The last adventure I bought for dnd was the one that was supposed to be for Dark Sun. But it felt like there was no flavor at all and that it was a desert type adventure with the names changed so it would fit the setting. Even the map that came with it showed a horse drawn carriage in it. To me that shows that there is no "love" put into these products. They are sold to us because we expect the product and there is no real effort involved. This is probably why there are so few books coming out this year because of all the quality complaints coming from this sort of thing.

Another adventure that was just horrible about this was the Pyramid of Shadows with it's quilt of encounters with little in the way of plot. They are fun encounters but when it feels like the monsters just stand around waiting to activate when you draw aggro...

Then there are encounters with monsters 5 levels higher than the party just to pad out the xp reward... I can see why there are no 4e adventures on that list.
 

To see the delve format done right, DM the current season of Encounters.

March of the Phantom Brigade is an outstanding adventure that has tweaked the format so it flows very nicely and you don't have the flipping back and forth problem of the older style.

It presents a setting: the ruins (and later the settlement) of Inverness and the surrounding area between it and Hammerfast and Harkenvold.

In a home campaign there would be freedom: during Encounters it is necessarily a railroad. But the passing of time that gets handwaved away for Encounters would be ripe for character development and exploration in a home game.

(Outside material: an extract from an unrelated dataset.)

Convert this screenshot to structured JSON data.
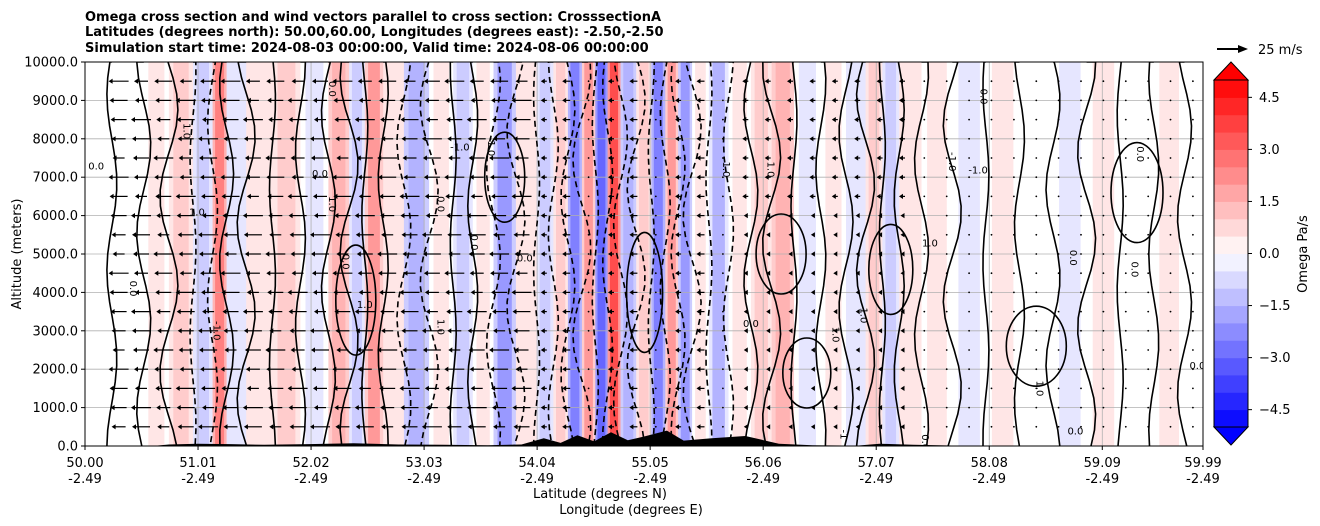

Unfortunately, the maps aren't great: they use the currently en vogue tactic of using two sets of each box of Essentials dungeon tiles and make a 15x15 square in which to fight. As has been noted before, this is especially bad for outdoor combat. It does come with three poster maps, though.

It has an awesome hook: the adventurers start out into the unknown to homestead and are instrumental in establishing a new village. This is classic campaign material, especially when an army of undead threaten to destroy all the hard work PCs have spent months building.

I honestly think if they sold this adventure it would go down as a classic.
 

Of course Encounters was put on a lousy night for gaming. I suppose there is no way to get the adventure without being a part of Encounters?